Afagos, carícias, arfar do peito, sussurros, gemidos e paixão passaram a compor uma lista de desejos que ele manifestava sem tanta convicção de merecer. Ela retrucava com desprezo.

Foram-se mais quatro estações. Tampouco piedade sobrava naquela relação. As cobranças dele deixaram de ser feitas. Ela, tão perto, colocava-se distante.

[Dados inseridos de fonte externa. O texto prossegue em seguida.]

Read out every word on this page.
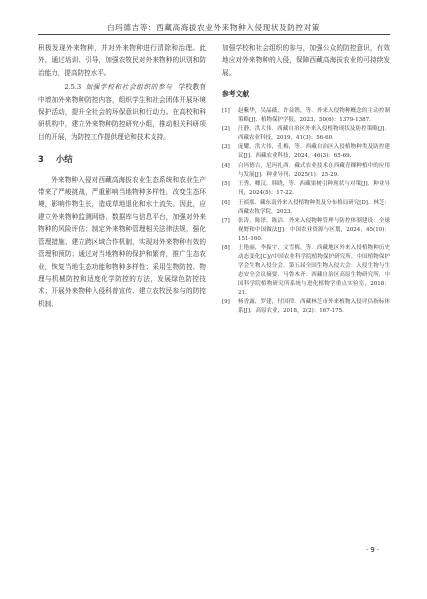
白玛德吉等：西藏高海拔农业外来物种入侵现状及防控对策

积极发现外来物种，并对外来物种进行清除和治理。此外，通过培训、引导，加强农牧民对外来物种的识别和防治能力，提高防控水平。

2.5.3 加强学校和社会组织的参与 学校教育中增加外来物种防控内容，组织学生和社会团体开展环境保护活动，提升全社会的环保意识和行动力。在高校和科研机构中，建立外来物种防控研究小组，推动相关科研项目的开展，为防控工作提供理论和技术支持。

3 小结

外来物种入侵对西藏高海拔农业生态系统和农业生产带来了严峻挑战，严重影响当地物种多样性，改变生态环境，影响作物生长，造成草地退化和水土流失。因此，应建立外来物种监测网络、数据库与信息平台，加强对外来物种的风险评估；制定外来物种管理相关法律法规，强化管理措施、建立跨区域合作机制，实现对外来物种有效的管理和预防；通过对当地物种的保护和繁育，推广生态农业，恢复当地生态功能和物种多样性；采用生物防控、物理与机械防控和适度化学防控的方法，发展绿色防控技术；开展外来物种入侵科普宣传、建立农牧民参与的防控机制、

加强学校和社会组织的参与，加强公众的防控意识，有效地应对外来物种的入侵，保障西藏高海拔农业的可持续发展。

参考文献
[1]	赵紫华，吴晶薇，许益镌，等．外来入侵物种概念的主动控制策略[J]．植物保护学报，2023，50(6)：1379-1387.
[2]	汪静，洪大伟．西藏自治区外来入侵植物现状及防控策略[J]．西藏农业科技，2019，41(3)：56-60.
[3]	庞耀，洪大伟，孔梅，等．西藏自治区入侵植物种类及防控建议[J]．西藏农业科技，2024，46(3)：65-69.
[4]	白玛德吉，尼玛扎西．藏式农业技术在西藏青稞种植中的应用与发展[J]．种业导刊，2025(1)：25-29.
[5]	王秀，卿汉，韩晓，等．西藏果树引种现状与对策[J]．种业导刊，2024(5)：17-22.
[6]	王祯那．藏东南外来入侵植物种类及分布格局研究[D]．林芝：西藏农牧学院，2023.
[7]	张涛，陈泽，陈洁．外来入侵物种管理与防控体制建设：全球视野和中国做法[J]．中国农业资源与区划，2024，45(10)：151-160.
[8]	土艳丽，李振宇，文雪梅，等．西藏地区外来入侵植物种历史动态变化[C]//中国农业科学院植物保护研究所，中国植物保护学会生物入侵分会．第五届全国生物入侵大会：入侵生物与生态安全会议摘要．马鲁木齐：西藏自治区高原生物研究所，中国科学院植物研究所系统与进化植物学重点实验室，2018：21.
[9]	杨香露，罗建，付国律．西藏林芝市外来植物入侵评估指标体系[J]．高原农业，2018，2(2)：167-175.
· 9 ·
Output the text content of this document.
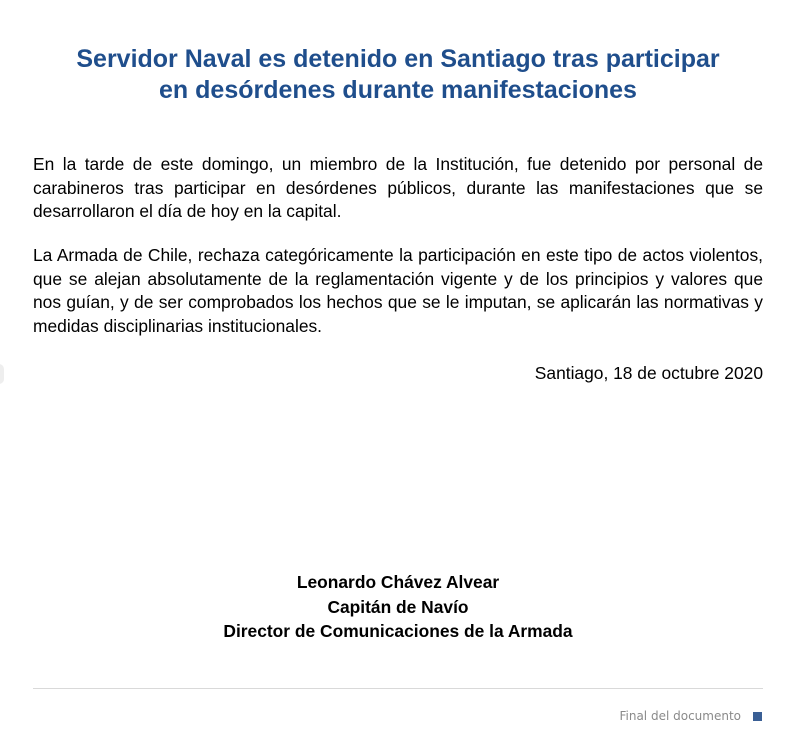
Servidor Naval es detenido en Santiago tras participar
en desórdenes durante manifestaciones
En la tarde de este domingo, un miembro de la Institución, fue detenido por personal de carabineros tras participar en desórdenes públicos, durante las manifestaciones que se desarrollaron el día de hoy en la capital.
La Armada de Chile, rechaza categóricamente la participación en este tipo de actos violentos, que se alejan absolutamente de la reglamentación vigente y de los principios y valores que nos guían, y de ser comprobados los hechos que se le imputan, se aplicarán las normativas y medidas disciplinarias institucionales.
Santiago, 18 de octubre 2020
Leonardo Chávez Alvear
Capitán de Navío
Director de Comunicaciones de la Armada
Final del documento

Ele havia construído sua vida com ela sobre uma plataforma de pedidos sem contrapartidas. Recebeu e pouco deu. Apostou saber construir o clima certo para qualquer estação. 

Ela fez a princípio que não entendeu. E não foi de pronto que se rebelou. Apenas fugiu aos pouco. Ignorou com leveza. Desdenhou com charme. Foi sutil e nunca se viu obrigada a dizer não. Apenas evitou atos que antes pareciam sentimentos e se mostraram meras cenas de amor.

Foi quando ele decidiu se aninhar em outros braços. Descompromissado, pediu pão e ganhou bandeja farta. Insinuou frio e recebeu abraços. Implorou calor e faturou paixões. 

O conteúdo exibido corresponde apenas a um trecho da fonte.